Après les manifestations des agriculteurs, le gouvernement a décidé de lever le plan Écophyto prévoyant de réduire l'usage des pesticides. Des producteurs bio sont revoltés par cette décision. Pour eux, cette solution n'en est pas une sur le long terme. Explications.
Chaque matin, le même rituel. Pierre Robert s'affaire pour la traite de ces 42 vaches laitières. Il n'a pas participé aux manifestations de colère des agriculteurs, même s'il dénonce des aberrations, notamment concernant le prix du lait.
"Pour moi, la première mesure, c'est que le prix du lait soit fait dans le bon sens, explique-t-il. Il est fait à l'envers. Ça part de la grande distribution et nous, on nous donne ce qu'il reste."
Un artisan, quand il vient chez vous, ce n'est pas vous qui faites la facture. C'est l'artisan. Et bien, nous, on est la seule profession où notre acheteur fait la facture.
Pierre Robert,éleveur et producteur laitier
L'éleveur et producteur laitier a quitté la coopérative laitière agro-industrielle Sodial pour une organisation de producteurs bio. Objectif : revenir à un mode de production plus vertueux et économiquement viable. "Je préserve les ressources naturelles, je préserve le sol et l'eau. Je veux donner à la génération suivante une terre en meilleur état que je ne l'ai reçue." Sur 14 hectares de son exploitation, il a planté des arbres. 550. Avec Pascal Massol, également producteur de lait, Pierre Robert défend l'agroécologie.
Aujourd'hui, dans l'agriculture, on pense qu'un arbre, c'est quelque chose qui gêne et qu'il faut enlever. Le défaut, il a été là. On a tout arraché, et maintenant il va falloir tout replanter.
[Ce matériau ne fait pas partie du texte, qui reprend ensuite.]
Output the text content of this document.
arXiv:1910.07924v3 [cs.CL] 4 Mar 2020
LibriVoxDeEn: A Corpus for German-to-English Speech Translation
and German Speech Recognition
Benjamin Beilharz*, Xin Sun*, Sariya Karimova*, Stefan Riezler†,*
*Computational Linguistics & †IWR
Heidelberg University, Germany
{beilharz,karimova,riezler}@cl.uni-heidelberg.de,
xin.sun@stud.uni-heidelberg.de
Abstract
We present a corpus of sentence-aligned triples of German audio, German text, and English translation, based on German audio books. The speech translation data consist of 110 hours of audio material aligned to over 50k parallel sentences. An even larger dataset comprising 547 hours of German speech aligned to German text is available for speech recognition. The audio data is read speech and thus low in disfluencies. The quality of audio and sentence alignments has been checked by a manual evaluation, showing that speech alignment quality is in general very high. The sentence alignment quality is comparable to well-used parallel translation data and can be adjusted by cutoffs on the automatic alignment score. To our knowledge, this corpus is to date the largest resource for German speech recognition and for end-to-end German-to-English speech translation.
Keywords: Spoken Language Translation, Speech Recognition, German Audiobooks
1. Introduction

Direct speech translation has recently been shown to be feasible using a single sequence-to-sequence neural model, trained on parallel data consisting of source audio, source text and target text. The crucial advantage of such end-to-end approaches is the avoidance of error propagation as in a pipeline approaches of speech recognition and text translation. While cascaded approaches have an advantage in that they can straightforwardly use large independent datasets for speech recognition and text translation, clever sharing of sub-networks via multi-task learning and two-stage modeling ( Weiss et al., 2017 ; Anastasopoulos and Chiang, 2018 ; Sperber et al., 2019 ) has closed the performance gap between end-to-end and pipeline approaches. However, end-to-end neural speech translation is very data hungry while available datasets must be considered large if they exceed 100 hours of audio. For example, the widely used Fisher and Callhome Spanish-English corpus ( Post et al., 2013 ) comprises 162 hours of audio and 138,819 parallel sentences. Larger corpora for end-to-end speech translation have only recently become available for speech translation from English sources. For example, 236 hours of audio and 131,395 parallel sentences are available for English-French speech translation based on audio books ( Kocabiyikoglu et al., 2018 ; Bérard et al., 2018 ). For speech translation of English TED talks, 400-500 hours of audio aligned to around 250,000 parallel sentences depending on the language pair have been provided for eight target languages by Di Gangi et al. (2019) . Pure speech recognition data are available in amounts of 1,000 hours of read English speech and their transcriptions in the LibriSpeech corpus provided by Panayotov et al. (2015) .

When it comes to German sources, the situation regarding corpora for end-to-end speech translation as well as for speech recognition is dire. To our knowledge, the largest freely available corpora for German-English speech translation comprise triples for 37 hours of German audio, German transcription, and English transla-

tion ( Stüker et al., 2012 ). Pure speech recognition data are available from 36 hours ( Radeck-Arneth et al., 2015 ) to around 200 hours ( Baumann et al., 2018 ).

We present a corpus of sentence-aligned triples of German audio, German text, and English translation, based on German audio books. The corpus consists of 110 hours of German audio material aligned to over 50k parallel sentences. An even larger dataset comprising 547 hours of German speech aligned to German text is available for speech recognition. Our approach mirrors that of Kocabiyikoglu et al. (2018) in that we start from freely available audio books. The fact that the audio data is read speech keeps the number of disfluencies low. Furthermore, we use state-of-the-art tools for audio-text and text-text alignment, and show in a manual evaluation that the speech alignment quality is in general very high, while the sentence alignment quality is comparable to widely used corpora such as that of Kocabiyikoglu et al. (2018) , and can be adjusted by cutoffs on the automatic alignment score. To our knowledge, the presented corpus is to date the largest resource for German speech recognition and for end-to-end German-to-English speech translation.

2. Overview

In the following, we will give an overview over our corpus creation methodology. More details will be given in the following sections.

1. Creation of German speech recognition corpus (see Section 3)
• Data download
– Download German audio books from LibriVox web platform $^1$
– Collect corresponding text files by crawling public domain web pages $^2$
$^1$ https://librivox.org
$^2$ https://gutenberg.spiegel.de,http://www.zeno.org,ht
Pascal Massol,responsable commercial Ferme du CEOR
Les deux éleveurs ont une vision bien particulière de l'agriculture. Pour eux, la mise en pause du plan Écophyto annoncée par le gouvernement pour répondre à la demande de la FNSEA n'est pas une bonne nouvelle.
"Respecter les fondamentaux"
Quel est l'intérêt de planter des arbres sur une exploitation agricole ? "C'est le climatiseur naturel. Si vous avez des arbres, plus vous avez de la végétation, plus vous avez de l'évapotranspiration par la photosynthèse et plus, il pleut. Ce n'est pas très compliqué", explique Pascal Massol.
L'éleveur adopte un ton dur à l'évocation des dernières manifestations agricoles. "Il fut un temps où vous donniez 1000 balles ou 10.000 balles à quelqu'un, c'était bon. Aujourd'hui, ça ne suffit pas. Ça va boucher un trou. Mais ils vivent à découvert. Ils vivent à crédit. Ils ne peuvent plus s'acheter de matériel et il le loue, ils peuvent plus acheter de vaches..."
Tous les pays sont en train de massacrer leurs sols pour être présents sur les marchés mondiaux. Il va venir un moment où il n'y aura pas un seul pays qui sera capable de produire ce dont il a besoin pour sa population.
Pascal Massol
Le plan Écophyto vise à réduire de moitié l’usage des pesticides d'ici à 2030. Face à la colère des agriculteurs, le ministre de l'agriculture a annoncé sa mise en pause.
Il vaut mieux baisser les curseurs, faire un produit de meilleure qualité, peut-être en quantité un peu moindre, mais de façon pérenne que de continuer à faire, entre guillemets, de la merde en se disant que demain ça ira mieux.
Pascal Massol
Pour ces éleveurs et producteurs laitiers, il faut commencer par "respecter les fondamentaux. Nous, notre génération, on a dit aux anciens, poussez-vous, on a la chimie. On voit aujourd'hui, que les purs et durs qui rouspètent encore, ils n'arrivent plus à désherber. La plante, elle s'adapte", poursuit Pascal Massol.
Et ils sont de plus en plus nombreux ces agriculteurs qui défendent un nouveau mode de production où agriculture et écologie vont de pair.